“Kau tengah melamunkan apa? Jangan buat keadaan suram di tempat ini!” tegur Yola saat berjalan melewati Arka untuk mengambil gelas di sebelahnya.
Arka tak biasanya suntuk seperti itu sampai beberapa kali pelanggan wanita menegurnya. Arka lah yang paling ramah ketimbang Yolanda jika menyangkut memberi pelayanan seperti sekarang. Makanya, Yolanda dibuat bingung dengan sikapnya yang aneh malam ini.
“Entah kenapa, tapi aku teringat tentang Leta. Bagaimana kabarnya gadis kecil itu, ya?” ucap Arka yang malah mendapat jitakan dari Yola.
“Kau pasti sudah gila. Kenapa memikirkan bocah itu, hah? Sudahlah, lanjutkan pekerjaanmu dengan baik! Sehabis pulang nanti, aku pastikan akan membersihkan otakmu yang sudah terkontaminasi itu,” ungkap Yola begitu frontal.

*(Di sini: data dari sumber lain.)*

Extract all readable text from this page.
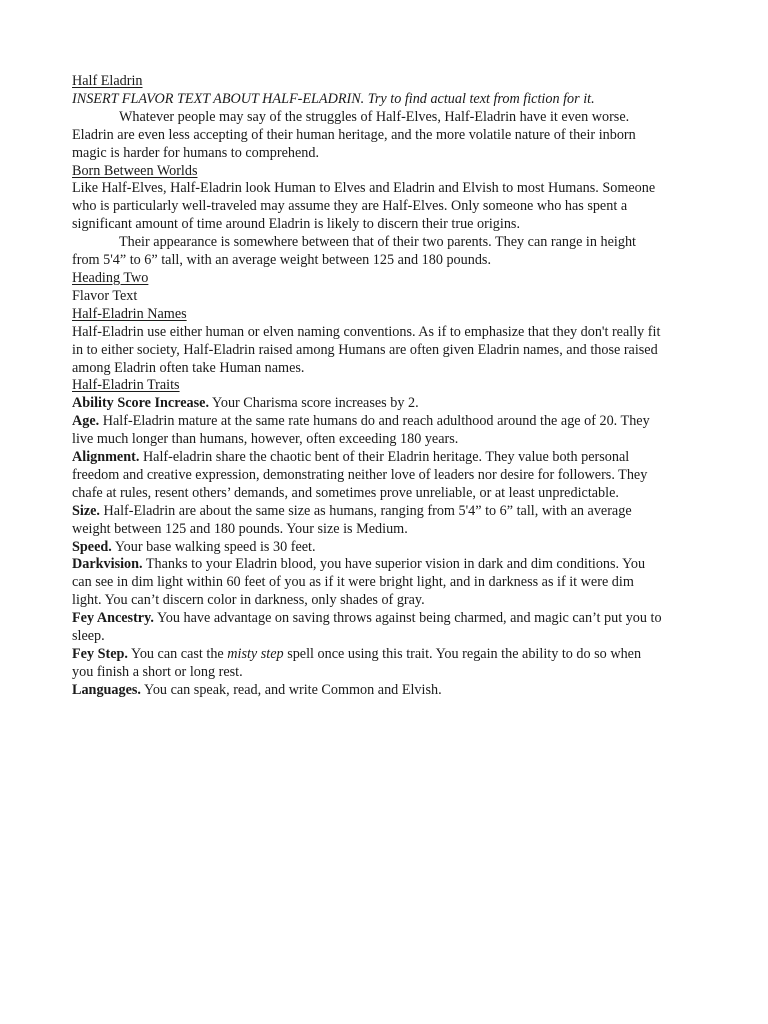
Half Eladrin
INSERT FLAVOR TEXT ABOUT HALF-ELADRIN. Try to find actual text from fiction for it.
Whatever people may say of the struggles of Half-Elves, Half-Eladrin have it even worse.
Eladrin are even less accepting of their human heritage, and the more volatile nature of their inborn
magic is harder for humans to comprehend.
Born Between Worlds
Like Half-Elves, Half-Eladrin look Human to Elves and Eladrin and Elvish to most Humans. Someone
who is particularly well-traveled may assume they are Half-Elves. Only someone who has spent a
significant amount of time around Eladrin is likely to discern their true origins.
Their appearance is somewhere between that of their two parents. They can range in height
from 5'4” to 6” tall, with an average weight between 125 and 180 pounds.
Heading Two
Flavor Text
Half-Eladrin Names
Half-Eladrin use either human or elven naming conventions. As if to emphasize that they don't really fit
in to either society, Half-Eladrin raised among Humans are often given Eladrin names, and those raised
among Eladrin often take Human names.
Half-Eladrin Traits
Ability Score Increase. Your Charisma score increases by 2.
Age. Half-Eladrin mature at the same rate humans do and reach adulthood around the age of 20. They
live much longer than humans, however, often exceeding 180 years.
Alignment. Half-eladrin share the chaotic bent of their Eladrin heritage. They value both personal
freedom and creative expression, demonstrating neither love of leaders nor desire for followers. They
chafe at rules, resent others’ demands, and sometimes prove unreliable, or at least unpredictable.
Size. Half-Eladrin are about the same size as humans, ranging from 5'4” to 6” tall, with an average
weight between 125 and 180 pounds. Your size is Medium.
Speed. Your base walking speed is 30 feet.
Darkvision. Thanks to your Eladrin blood, you have superior vision in dark and dim conditions. You
can see in dim light within 60 feet of you as if it were bright light, and in darkness as if it were dim
light. You can’t discern color in darkness, only shades of gray.
Fey Ancestry. You have advantage on saving throws against being charmed, and magic can’t put you to
sleep.
Fey Step. You can cast the misty step spell once using this trait. You regain the ability to do so when
you finish a short or long rest.
Languages. You can speak, read, and write Common and Elvish.
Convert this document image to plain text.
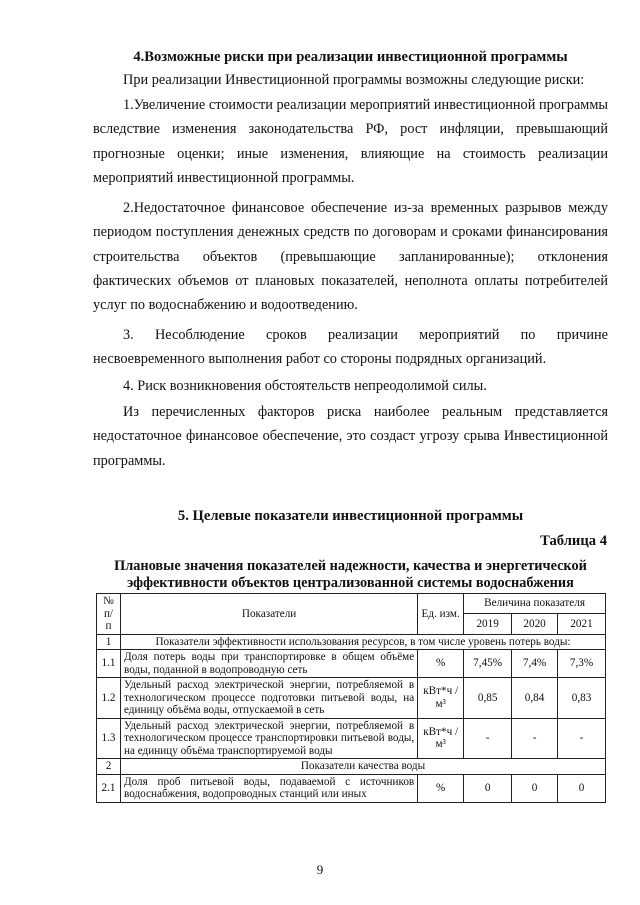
4.Возможные риски при реализации инвестиционной программы

При реализации Инвестиционной программы возможны следующие риски:

1.Увеличение стоимости реализации мероприятий инвестиционной программы вследствие изменения законодательства РФ, рост инфляции, превышающий прогнозные оценки; иные изменения, влияющие на стоимость реализации мероприятий инвестиционной программы.

2.Недостаточное финансовое обеспечение из-за временных разрывов между периодом поступления денежных средств по договорам и сроками финансирования строительства объектов (превышающие запланированные); отклонения фактических объемов от плановых показателей, неполнота оплаты потребителей услуг по водоснабжению и водоотведению.

3. Несоблюдение сроков реализации мероприятий по причине несвоевременного выполнения работ со стороны подрядных организаций.

4. Риск возникновения обстоятельств непреодолимой силы.

Из перечисленных факторов риска наиболее реальным представляется недостаточное финансовое обеспечение, это создаст угрозу срыва Инвестиционной программы.

5. Целевые показатели инвестиционной программы
Таблица 4
Плановые значения показателей надежности, качества и энергетической
эффективности объектов централизованной системы водоснабжения
№ п/ п	Показатели	Ед. изм.	Величина показателя		
			2019	2020	2021
1	Показатели эффективности использования ресурсов, в том числе уровень потерь воды:				
1.1	Доля потерь воды при транспортировке в общем объёме воды, поданной в водопроводную сеть	%	7,45%	7,4%	7,3%
1.2	Удельный расход электрической энергии, потребляемой в технологическом процессе подготовки питьевой воды, на единицу объёма воды, отпускаемой в сеть	кВт*ч /м³	0,85	0,84	0,83
1.3	Удельный расход электрической энергии, потребляемой в технологическом процессе транспортировки питьевой воды, на единицу объёма транспортируемой воды	кВт*ч /м³	-	-	-
2	Показатели качества воды				
2.1	Доля проб питьевой воды, подаваемой с источников водоснабжения, водопроводных станций или иных	%	0	0	0
9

Arka membuatnya jadi sebal sendiri. Menyesal juga sudah menanyakan alasan perubahan sikap tak biasanya ini. Yola sama sekali tak ingat soal bocah kecil yang mengganggunya itu. Sudah seminggu sejak pertemuan mereka dengan Leta malam itu dan janji yang dibuat Yardan untuk mengganti rugi akan waktunya yang terbuang pun tak juga dipenuhi. Yola lebih kesal lagi jika ingat Yardan yang tak jadi mengganti rugi padanya.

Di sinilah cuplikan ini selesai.